Benedicto XVI va hilvanando cuestiones de fondo con asuntos concretos y urgentes en el segundo capítulo de su encíclica “Caritas in veritate”; evita así el peligro de caer en una enumeración de principios que pueden tener una buena acogida, sin incidir en las cuestiones concretas que implican un compromiso actual, una decidida línea de acción social y política; es decir decaer en una banal enunciación de buenos deseos, que cada quien puede acomodar a su conveniencia, para tranquilizar su conciencia social.
Partiendo de la realidad más inmediata que estamos viviendo a escala global: la crisis económica y financiera, nos invita a replantearnos la economía y sus fines para alcanzar un auténtico desarrollo integral.
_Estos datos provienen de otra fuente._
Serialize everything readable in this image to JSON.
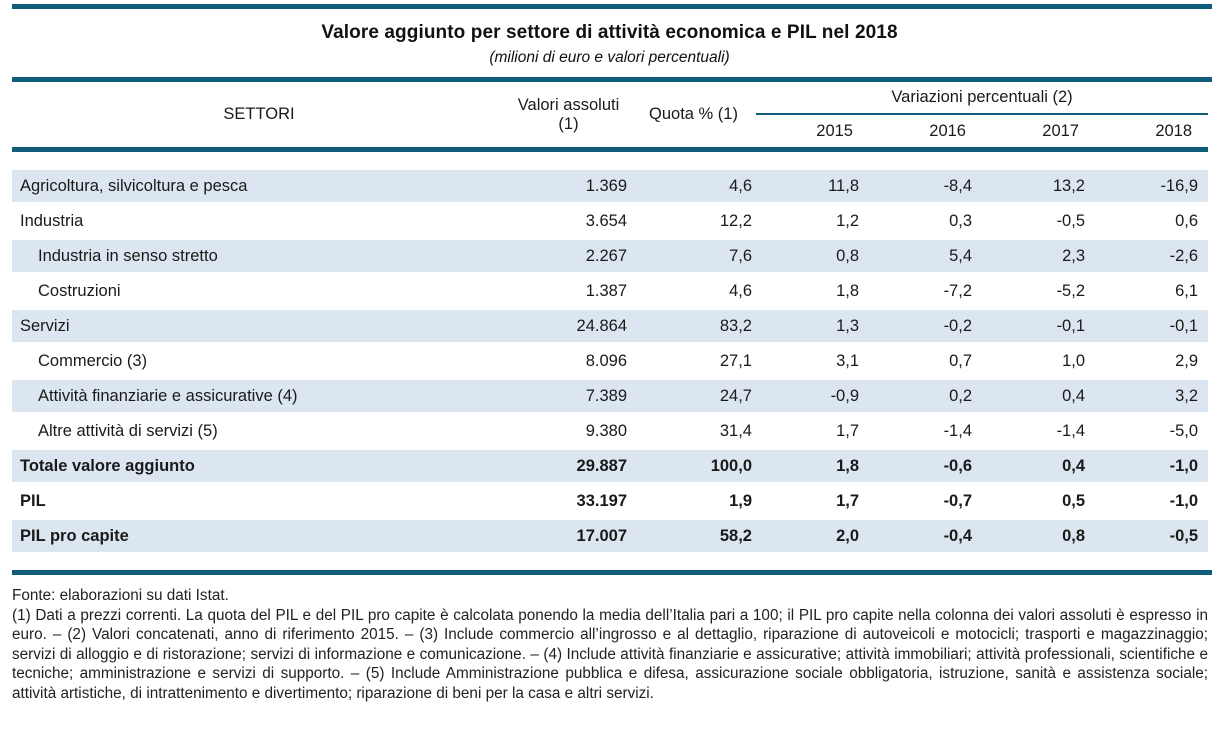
{
  "colors": {
    "accent_rule": "#0f5c7b",
    "row_shade": "#dce6f0",
    "text": "#1a1a1a"
  },
  "header": {
    "title": "Valore aggiunto per settore di attività economica e PIL nel 2018",
    "subtitle": "(milioni di euro e valori percentuali)"
  },
  "table": {
    "headers": {
      "settori": "SETTORI",
      "valori_assoluti": "Valori assoluti (1)",
      "quota": "Quota % (1)",
      "variazioni": "Variazioni percentuali (2)",
      "years": [
        "2015",
        "2016",
        "2017",
        "2018"
      ]
    },
    "rows": [
      {
        "label": "Agricoltura, silvicoltura e pesca",
        "indent": false,
        "bold": false,
        "shaded": true,
        "values": [
          "1.369",
          "4,6",
          "11,8",
          "-8,4",
          "13,2",
          "-16,9"
        ]
      },
      {
        "label": "Industria",
        "indent": false,
        "bold": false,
        "shaded": false,
        "values": [
          "3.654",
          "12,2",
          "1,2",
          "0,3",
          "-0,5",
          "0,6"
        ]
      },
      {
        "label": "Industria in senso stretto",
        "indent": true,
        "bold": false,
        "shaded": true,
        "values": [
          "2.267",
          "7,6",
          "0,8",
          "5,4",
          "2,3",
          "-2,6"
        ]
      },
      {
        "label": "Costruzioni",
        "indent": true,
        "bold": false,
        "shaded": false,
        "values": [
          "1.387",
          "4,6",
          "1,8",
          "-7,2",
          "-5,2",
          "6,1"
        ]
      },
      {
        "label": "Servizi",
        "indent": false,
        "bold": false,
        "shaded": true,
        "values": [
          "24.864",
          "83,2",
          "1,3",
          "-0,2",
          "-0,1",
          "-0,1"
        ]
      },
      {
        "label": "Commercio (3)",
        "indent": true,
        "bold": false,
        "shaded": false,
        "values": [
          "8.096",
          "27,1",
          "3,1",
          "0,7",
          "1,0",
          "2,9"
        ]
      },
      {
        "label": "Attività finanziarie e assicurative (4)",
        "indent": true,
        "bold": false,
        "shaded": true,
        "values": [
          "7.389",
          "24,7",
          "-0,9",
          "0,2",
          "0,4",
          "3,2"
        ]
      },
      {
        "label": "Altre attività di servizi (5)",
        "indent": true,
        "bold": false,
        "shaded": false,
        "values": [
          "9.380",
          "31,4",
          "1,7",
          "-1,4",
          "-1,4",
          "-5,0"
        ]
      },
      {
        "label": "Totale valore aggiunto",
        "indent": false,
        "bold": true,
        "shaded": true,
        "values": [
          "29.887",
          "100,0",
          "1,8",
          "-0,6",
          "0,4",
          "-1,0"
        ]
      },
      {
        "label": "PIL",
        "indent": false,
        "bold": true,
        "shaded": false,
        "values": [
          "33.197",
          "1,9",
          "1,7",
          "-0,7",
          "0,5",
          "-1,0"
        ]
      },
      {
        "label": "PIL pro capite",
        "indent": false,
        "bold": true,
        "shaded": true,
        "values": [
          "17.007",
          "58,2",
          "2,0",
          "-0,4",
          "0,8",
          "-0,5"
        ]
      }
    ]
  },
  "footer": {
    "fonte": "Fonte: elaborazioni su dati Istat.",
    "note": "(1) Dati a prezzi correnti. La quota del PIL e del PIL pro capite è calcolata ponendo la media dell’Italia pari a 100; il PIL pro capite nella colonna dei valori assoluti è espresso in euro. – (2) Valori concatenati, anno di riferimento 2015. – (3) Include commercio all’ingrosso e al dettaglio, riparazione di autoveicoli e motocicli; trasporti e magazzinaggio; servizi di alloggio e di ristorazione; servizi di informazione e comunicazione. – (4) Include attività finanziarie e assicurative; attività immobiliari; attività professionali, scientifiche e tecniche; amministrazione e servizi di supporto. – (5) Include Amministrazione pubblica e difesa, assicurazione sociale obbligatoria, istruzione, sanità e assistenza sociale; attività artistiche, di intrattenimento e divertimento; riparazione di beni per la casa e altri servizi."
  }
}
Pero ese auténtico desarrollo no puede quedarse en indicadores macroeconómicos, debe incidir directamente en las personas concretas, en cada uno de los trabajadores y sus familias. El Papa hace notar que el principal capital de la sociedad es el hombre; por eso de un grupo de hombres corrompidos no puede emerger una sociedad boyante. Una sociedad que se desentienda del crecimiento moral de sus ciudadanos corre el peligro real de corromperse y fracasar en su intento de alcanzar un desarrollo, por carecer de las energías morales necesarias para ello.
Si “el hombre es el autor, el centro y el fin de toda la vida económico-social” como dice Benedicto XVI citando a Juan Pablo II, es necesario preocuparse ante todo de que goce de unas condiciones dignas de vida y de trabajo. No puedo sacrificar al trabajador en el altar del mercado, la competitividad o la macroeconomía; no puedo pensar que es un simple individuo aislado o un engranaje de una gigantesca maquinaria impersonal encargada de producir riqueza; debo considerarlo integrado en un tejido social y formando una familia concreta. No es un insumo más, sino el fin y el sentido de todo ordenamiento económico.
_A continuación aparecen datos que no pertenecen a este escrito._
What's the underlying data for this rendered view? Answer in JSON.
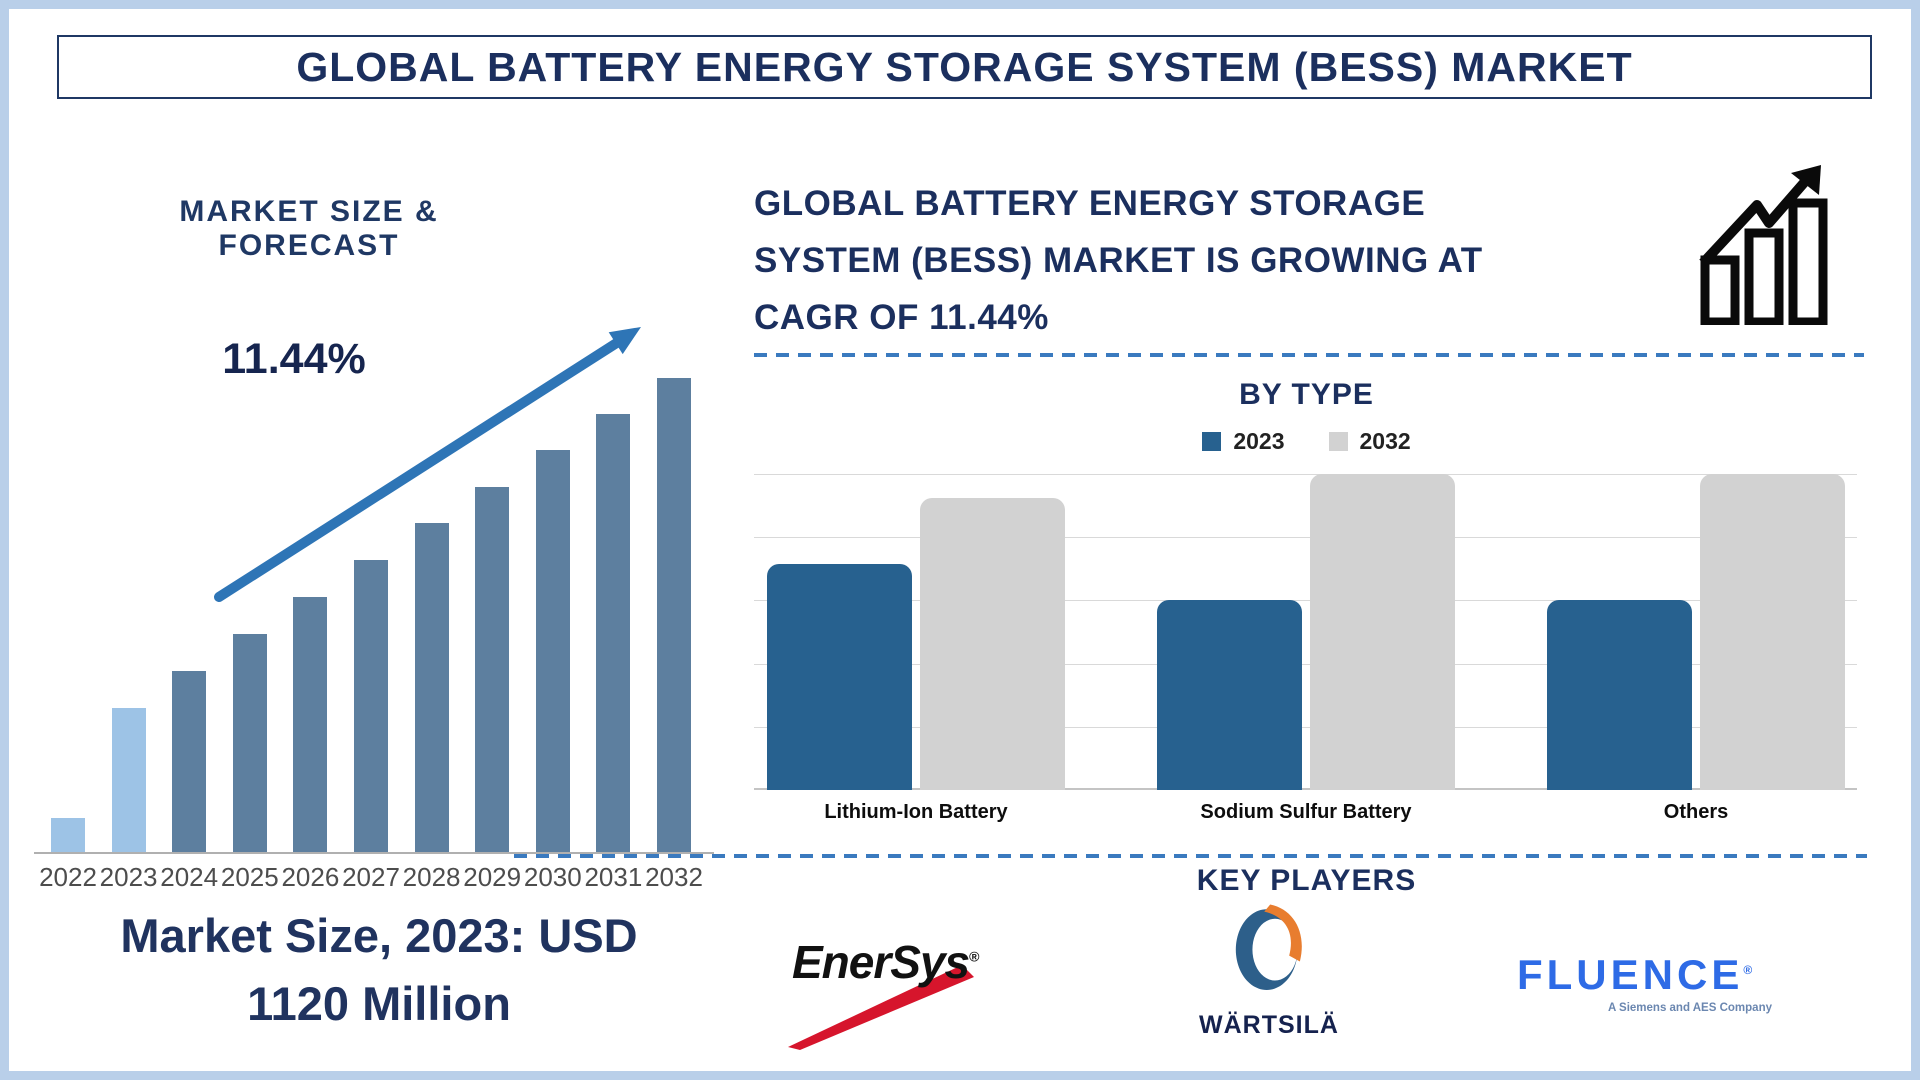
{
  "page_title": "GLOBAL BATTERY ENERGY STORAGE SYSTEM (BESS) MARKET",
  "left": {
    "section_title": "MARKET SIZE & FORECAST",
    "cagr_label": "11.44%",
    "market_size_line1": "Market Size, 2023: USD",
    "market_size_line2": "1120 Million"
  },
  "right": {
    "headline_lines": [
      "GLOBAL BATTERY ENERGY STORAGE",
      "SYSTEM (BESS) MARKET IS GROWING AT",
      "CAGR OF 11.44%"
    ],
    "by_type": {
      "title": "BY TYPE",
      "legend": [
        {
          "label": "2023",
          "color": "#27618f"
        },
        {
          "label": "2032",
          "color": "#d2d2d2"
        }
      ]
    },
    "key_players": {
      "title": "KEY PLAYERS",
      "players": [
        {
          "name": "EnerSys",
          "reg": "®"
        },
        {
          "name": "WÄRTSILÄ"
        },
        {
          "name": "FLUENCE",
          "reg": "®",
          "tagline": "A Siemens and AES Company"
        }
      ]
    }
  },
  "icons": {
    "growth_chart": "bar-chart-with-rising-arrow-icon",
    "trend_arrow": "rising-trend-arrow"
  },
  "colors": {
    "page_border": "#b9cfe9",
    "navy_text": "#1b2f5e",
    "title_border": "#1f3864",
    "bar_light": "#9dc3e6",
    "bar_dark": "#5d7f9f",
    "arrow_blue": "#2e75b6",
    "bytype_2023_blue": "#27618f",
    "bytype_2032_gray": "#d2d2d2",
    "gridline_gray": "#d9d9d9",
    "axis_gray": "#b0b0b0",
    "year_label_gray": "#4d4d4d",
    "dashed_divider_blue": "#3a7abf",
    "enersys_black": "#111111",
    "enersys_red": "#d6152c",
    "wartsila_navy": "#15224e",
    "wartsila_blue": "#2d5f8a",
    "wartsila_orange": "#e87d2f",
    "fluence_blue": "#2e6be6",
    "fluence_tagline": "#6b87b0",
    "icon_black": "#0a0a0a"
  },
  "chart_data": [
    {
      "type": "bar",
      "title": "MARKET SIZE & FORECAST",
      "xlabel": "",
      "ylabel": "",
      "y_axis_shown": false,
      "grid": false,
      "categories": [
        "2022",
        "2023",
        "2024",
        "2025",
        "2026",
        "2027",
        "2028",
        "2029",
        "2030",
        "2031",
        "2032"
      ],
      "values_relative_pct_of_max": [
        7.2,
        30.4,
        38.2,
        46.0,
        53.8,
        61.6,
        69.4,
        77.0,
        84.8,
        92.4,
        100
      ],
      "highlight_years_light_blue": [
        "2022",
        "2023"
      ],
      "annotations": [
        "11.44%",
        "Market Size, 2023: USD 1120 Million"
      ],
      "note": "stylized infographic bars, no value axis shown; 2023 market size = USD 1120 Million, CAGR 11.44% to 2032"
    },
    {
      "type": "bar",
      "title": "BY TYPE",
      "xlabel": "",
      "ylabel": "",
      "y_axis_shown": false,
      "grid": true,
      "gridline_count": 6,
      "legend_position": "top-center",
      "ylim": [
        0,
        100
      ],
      "categories": [
        "Lithium-Ion Battery",
        "Sodium Sulfur Battery",
        "Others"
      ],
      "series": [
        {
          "name": "2023",
          "color": "#27618f",
          "values": [
            71.5,
            60,
            60
          ]
        },
        {
          "name": "2032",
          "color": "#d2d2d2",
          "values": [
            92.5,
            100,
            100
          ]
        }
      ],
      "note": "relative heights; no value axis labels shown"
    }
  ]
}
De las necesidades más apremiantes del hombre, a las que debe hacer frente la comunidad internacional y la Iglesia en cuanto forma parte de ella, está la de eliminar el hambre en el mundo. Benedicto XVI lo considera “un imperativo ético” que a la postre es indispensable “para salvaguardar la paz y la estabilidad”. Nadie tiene derecho a lo superfluo cuando al lado alguien carece de lo necesario, como diría Juan Pablo II: “no podemos vivir y dormir tranquilos mientras miles de hermanos nuestros, muy cerca de nosotros, carecen de lo más indispensable para llevar una vida humana digna”. Hasta no eliminar el hambre del mundo, ni la comunidad internacional ni la Iglesia pueden estar tranquilas. En este sentido son inquietantes las previsiones del Banco Mundial, según las cuales “durante 2009, entre 53 y 65 millones de personas más de las que hay actualmente, se verán atrapadas por la pobreza extrema, y el número de personas crónicamente hambrientas superará los mil millones”.
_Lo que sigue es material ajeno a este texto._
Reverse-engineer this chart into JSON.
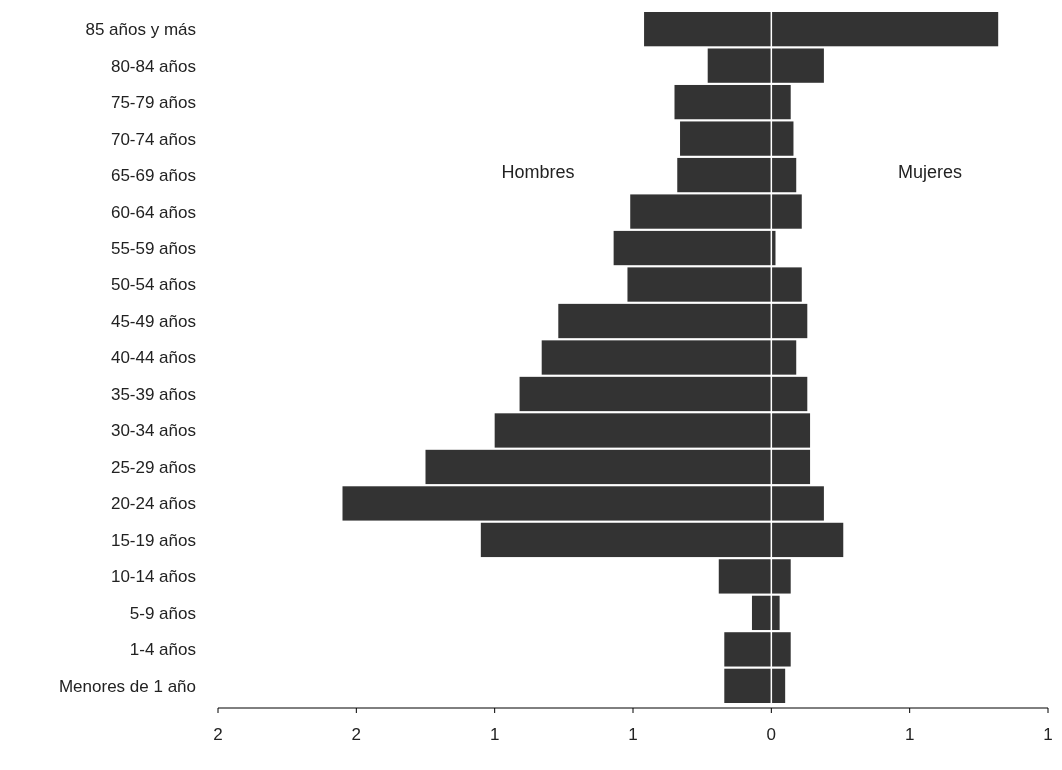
{
  "chart_data": {
    "type": "bar",
    "orientation": "horizontal",
    "stacked": true,
    "categories": [
      "85 años y más",
      "80-84 años",
      "75-79 años",
      "70-74 años",
      "65-69 años",
      "60-64 años",
      "55-59 años",
      "50-54 años",
      "45-49 años",
      "40-44 años",
      "35-39 años",
      "30-34 años",
      "25-29 años",
      "20-24 años",
      "15-19 años",
      "10-14 años",
      "5-9 años",
      "1-4 años",
      "Menores de 1 año"
    ],
    "series": [
      {
        "color": "#333333",
        "values": [
          -0.46,
          -0.23,
          -0.35,
          -0.33,
          -0.34,
          -0.51,
          -0.57,
          -0.52,
          -0.77,
          -0.83,
          -0.91,
          -1.0,
          -1.25,
          -1.55,
          -1.05,
          -0.19,
          -0.07,
          -0.17,
          -0.17
        ]
      },
      {
        "color": "#333333",
        "values": [
          0.82,
          0.19,
          0.07,
          0.08,
          0.09,
          0.11,
          0.015,
          0.11,
          0.13,
          0.09,
          0.13,
          0.14,
          0.14,
          0.19,
          0.26,
          0.07,
          0.03,
          0.07,
          0.05
        ]
      }
    ],
    "annotations": [
      "Hombres",
      "Mujeres"
    ],
    "xlim": [
      -2,
      1
    ],
    "xticks": [
      {
        "value": -2,
        "label": "2"
      },
      {
        "value": -1.5,
        "label": "2"
      },
      {
        "value": -1,
        "label": "1"
      },
      {
        "value": -0.5,
        "label": "1"
      },
      0,
      {
        "value": 0.5,
        "label": "1"
      },
      {
        "value": 1,
        "label": "1"
      }
    ]
  }
}
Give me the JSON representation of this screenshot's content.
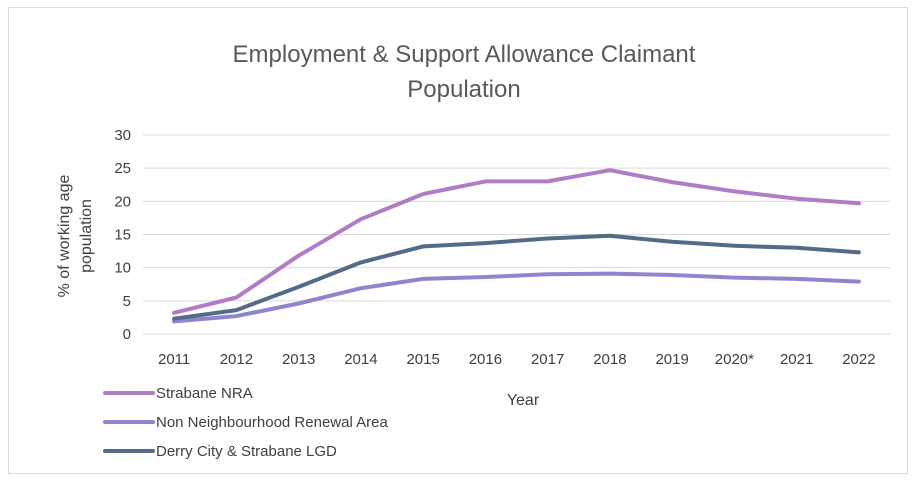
{
  "chart_data": {
    "type": "line",
    "title_lines": [
      "Employment & Support Allowance Claimant",
      "Population"
    ],
    "xlabel": "Year",
    "ylabel_lines": [
      "% of working age",
      "population"
    ],
    "categories": [
      "2011",
      "2012",
      "2013",
      "2014",
      "2015",
      "2016",
      "2017",
      "2018",
      "2019",
      "2020*",
      "2021",
      "2022"
    ],
    "ylim": [
      0,
      30
    ],
    "yticks": [
      "0",
      "5",
      "10",
      "15",
      "20",
      "25",
      "30"
    ],
    "grid": true,
    "legend_position": "bottom-left",
    "series": [
      {
        "name": "Strabane NRA",
        "color": "#b07cc6",
        "values": [
          3.2,
          5.5,
          11.8,
          17.3,
          21.1,
          23.0,
          23.0,
          24.7,
          22.9,
          21.5,
          20.4,
          19.7
        ]
      },
      {
        "name": "Non Neighbourhood Renewal Area",
        "color": "#8e86cc",
        "values": [
          1.9,
          2.7,
          4.6,
          6.9,
          8.3,
          8.6,
          9.0,
          9.1,
          8.9,
          8.5,
          8.3,
          7.9
        ]
      },
      {
        "name": "Derry City & Strabane LGD",
        "color": "#546a8a",
        "values": [
          2.3,
          3.6,
          7.1,
          10.8,
          13.2,
          13.7,
          14.4,
          14.8,
          13.9,
          13.3,
          13.0,
          12.3
        ]
      }
    ]
  }
}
Cuando el “superdesarrollo” fomenta las desigualdades sociales y la pobreza, sea en el seno de una sociedad o en el conjunto de los pueblos al enriquecerse unas naciones al tiempo que otras se empobrecen, es necesario replantearlo de raíz. Esto es lo que hace Benedicto XVI en su encíclica, haciendo notar que el aumento de pobreza y desigualdades sociales lesionan la cohesión social, ponen en peligro la democracia y el auténtico desarrollo. No es una teoría huera: los siglos XIX y XX están plagados de ejemplos en los cuales la injusticia social incubó resentimiento social y violencia, dando lugar con frecuencia a dictaduras totalitarias antidemocráticas, algunas de las cuales todavía persisten sin haber podido abolir la pobreza que “justificó” su surgimiento. El Papa nos invita a aprender la dura lección de la historia y no cometer los mismos errores, haciéndonos conscientes de que “los costes humanos son siempre también costes económicos y las disfunciones económicas comportan igualmente costes humanos”. No debo plantear la economía de espaldas a su autor y a su fin, el hombre concreto.
El Papa sabe que las cosas no se arreglan solas y de que si las estructuras están viciadas, los protagonistas de ellas son quienes deben sanarlas. Por eso invita a que haya una “mayor atención y participación en la res publica por parte de los ciudadanos”. Sólo si todos participamos y nos comprometemos de verdad, podremos generar la sinergia necesaria para transformar errores que en algunos casos llevan siglos consolidándose. Sin un compromiso personal por parte de todos los ciudadanos –creyentes o no-, particularmente de los políticos, sigue siendo utópica la propuesta del pontífice. Sin embargo, el Papa es fiel a su misión de ofrecernos su colaboración y su perspectiva, que goza de una peculiar visión de conjunto, para que cada ciudadano y cada cristiano, aporte su granito de arena en el establecimiento de una sociedad a la medida del hombre.